Enfin, j'aime apprendre. Je ne reste pas sur mes acquis et je remets en question régulièrement ma manière de travailler. Je suis très curieuse et j'aime me former aux nouvelles techniques et me nourrir des images qui m'entourent. Je suis également passionnée par tout ce qui me permet de mieux comprendre et cerner le vivant : psychologie, sociologie, éthologie animale et développement personnel...

6- L'inspiration

Un grand nom de la photographie m'inspire. Je n'ai pas la prétention de me comparer à lui mais je le considère comme mon maître à penser la photographie. C'est le grand Henri-Cartier Bresson.
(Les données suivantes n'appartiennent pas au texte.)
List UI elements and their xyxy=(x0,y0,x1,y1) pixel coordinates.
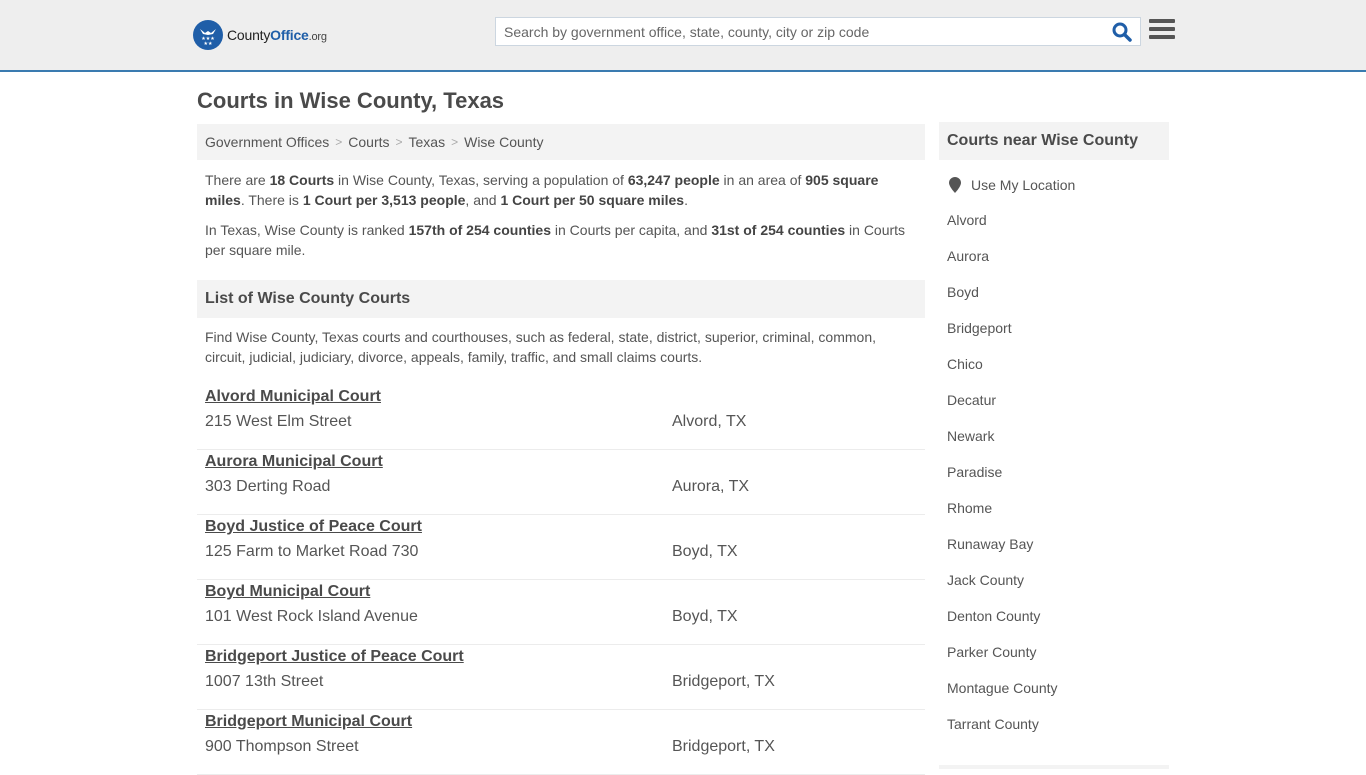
hamburger-menu-button[interactable] xyxy=(1149,19,1175,43)
text: There are xyxy=(205,172,270,188)
courts-per-area: 1 Court per 50 square miles xyxy=(500,192,685,208)
use-my-location-link[interactable]: Use My Location xyxy=(971,177,1075,193)
map-pin-icon xyxy=(949,177,961,193)
court-address: 1007 13th Street xyxy=(205,673,324,690)
page-title: Courts in Wise County, Texas xyxy=(197,88,505,113)
list-heading: List of Wise County Courts xyxy=(197,280,925,318)
nearby-links: Alvord Aurora Boyd Bridgeport Chico Deca… xyxy=(939,202,1169,742)
sidebar-link-tarrant-county[interactable]: Tarrant County xyxy=(939,706,1169,742)
sidebar-link-boyd[interactable]: Boyd xyxy=(939,274,1169,310)
court-name-link[interactable]: Alvord Municipal Court xyxy=(205,388,381,406)
text: In Texas, Wise County is ranked xyxy=(205,222,409,238)
site-logo[interactable]: ★★★ ★★ CountyOffice.org xyxy=(193,20,327,50)
court-address: 900 Thompson Street xyxy=(205,738,359,755)
text: . xyxy=(684,192,688,208)
court-city: Boyd, TX xyxy=(672,543,738,560)
court-name-link[interactable]: Boyd Municipal Court xyxy=(205,583,370,601)
sidebar-next-panel xyxy=(939,765,1169,769)
text: in an area of xyxy=(719,172,806,188)
menu-bar xyxy=(1149,27,1175,31)
court-name-link[interactable]: Bridgeport Justice of Peace Court xyxy=(205,648,464,666)
court-item: Aurora Municipal Court 303 Derting Road … xyxy=(197,450,925,515)
court-item: Boyd Municipal Court 101 West Rock Islan… xyxy=(197,580,925,645)
court-name-link[interactable]: Bridgeport Municipal Court xyxy=(205,713,412,731)
court-item: Bridgeport Justice of Peace Court 1007 1… xyxy=(197,645,925,710)
court-item: Bridgeport Municipal Court 900 Thompson … xyxy=(197,710,925,775)
search-button[interactable] xyxy=(1112,22,1134,42)
court-city: Aurora, TX xyxy=(672,478,750,495)
text: . There is xyxy=(240,192,303,208)
sidebar-link-bridgeport[interactable]: Bridgeport xyxy=(939,310,1169,346)
breadcrumb-wise-county[interactable]: Wise County xyxy=(464,134,543,150)
court-list: Alvord Municipal Court 215 West Elm Stre… xyxy=(197,385,925,775)
sidebar-link-runaway-bay[interactable]: Runaway Bay xyxy=(939,526,1169,562)
court-name-link[interactable]: Boyd Justice of Peace Court xyxy=(205,518,422,536)
sidebar-link-newark[interactable]: Newark xyxy=(939,418,1169,454)
site-header: ★★★ ★★ CountyOffice.org xyxy=(0,0,1366,72)
sidebar-link-paradise[interactable]: Paradise xyxy=(939,454,1169,490)
sidebar-link-alvord[interactable]: Alvord xyxy=(939,202,1169,238)
summary-paragraph: There are 18 Courts in Wise County, Texa… xyxy=(197,170,925,210)
court-address: 125 Farm to Market Road 730 xyxy=(205,543,419,560)
breadcrumb-separator: > xyxy=(395,135,403,149)
text: in Courts per capita, and xyxy=(551,222,712,238)
breadcrumb-courts[interactable]: Courts xyxy=(348,134,389,150)
court-city: Bridgeport, TX xyxy=(672,738,775,755)
logo-office: Office xyxy=(270,27,309,43)
court-count: 18 Courts xyxy=(269,172,335,188)
use-location-row: Use My Location xyxy=(939,177,1169,193)
court-address: 215 West Elm Street xyxy=(205,413,352,430)
logo-org: .org xyxy=(308,31,327,43)
sidebar: Courts near Wise County Use My Location … xyxy=(939,122,1169,769)
court-name-link[interactable]: Aurora Municipal Court xyxy=(205,453,383,471)
court-city: Bridgeport, TX xyxy=(672,673,775,690)
court-address: 101 West Rock Island Avenue xyxy=(205,608,418,625)
svg-text:★★: ★★ xyxy=(204,41,213,46)
sidebar-link-decatur[interactable]: Decatur xyxy=(939,382,1169,418)
court-address: 303 Derting Road xyxy=(205,478,331,495)
sidebar-link-parker-county[interactable]: Parker County xyxy=(939,634,1169,670)
text: in Wise County, Texas, serving a populat… xyxy=(334,172,628,188)
search-icon xyxy=(1112,22,1132,42)
courts-per-capita: 1 Court per 3,513 people xyxy=(302,192,466,208)
population: 63,247 people xyxy=(627,172,720,188)
menu-bar xyxy=(1149,19,1175,23)
court-city: Alvord, TX xyxy=(672,413,747,430)
main-content: Government Offices > Courts > Texas > Wi… xyxy=(197,124,925,775)
court-item: Alvord Municipal Court 215 West Elm Stre… xyxy=(197,385,925,450)
breadcrumb: Government Offices > Courts > Texas > Wi… xyxy=(197,124,925,160)
sidebar-heading: Courts near Wise County xyxy=(939,122,1169,160)
eagle-badge-icon: ★★★ ★★ xyxy=(193,20,223,50)
search-input[interactable] xyxy=(496,18,1096,45)
search-box xyxy=(495,17,1141,46)
breadcrumb-government-offices[interactable]: Government Offices xyxy=(205,134,329,150)
menu-bar xyxy=(1149,35,1175,39)
court-city: Boyd, TX xyxy=(672,608,738,625)
sidebar-link-jack-county[interactable]: Jack County xyxy=(939,562,1169,598)
capita-rank: 157th of 254 counties xyxy=(408,222,551,238)
text: , and xyxy=(465,192,501,208)
logo-county: County xyxy=(227,27,271,43)
list-description: Find Wise County, Texas courts and court… xyxy=(205,329,876,365)
sidebar-link-aurora[interactable]: Aurora xyxy=(939,238,1169,274)
sidebar-link-denton-county[interactable]: Denton County xyxy=(939,598,1169,634)
logo-text: CountyOffice.org xyxy=(227,27,327,43)
ranking-paragraph: In Texas, Wise County is ranked 157th of… xyxy=(197,220,925,260)
area-rank: 31st of 254 counties xyxy=(711,222,846,238)
sidebar-link-montague-county[interactable]: Montague County xyxy=(939,670,1169,706)
breadcrumb-separator: > xyxy=(451,135,459,149)
breadcrumb-texas[interactable]: Texas xyxy=(409,134,446,150)
breadcrumb-separator: > xyxy=(335,135,343,149)
sidebar-link-chico[interactable]: Chico xyxy=(939,346,1169,382)
court-item: Boyd Justice of Peace Court 125 Farm to … xyxy=(197,515,925,580)
sidebar-link-rhome[interactable]: Rhome xyxy=(939,490,1169,526)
Je ne peux résister au plaisir de citer ce texte qui résume sa conception de la pratique photographique : 

"L’appareil photographique est pour moi un carnet de croquis, l’instrument de l’intuition et de la spontanéité, le maître de l’instant qui, en termes visuels, questionne et décide à la fois. Pour «signifier» le monde, il faut se sentir impliqué dans ce que l’on découpe à travers le viseur. Cette attitude exige de la concentration, de la sensibilité, un sens de la géométrie. C’est par une économie de moyens et surtout un oubli de soi-même que l’on arrive à la simplicité d’expression.

Photographier : c’est retenir son souffle quand toutes nos facultés convergent pour capter la réalité fuyante ; c’est alors que la saisie d’une image est une grande joie physique et intellectuelle.

Photographier : c’est dans un même instant et en une fraction de seconde reconnaître un fait et l’organisation rigoureuse de formes perçues visuellement qui expriment et signifient ce fait.

C’est mettre sur la même ligne de mire la tête, l’œil et le cœur. C’est une façon de vivre."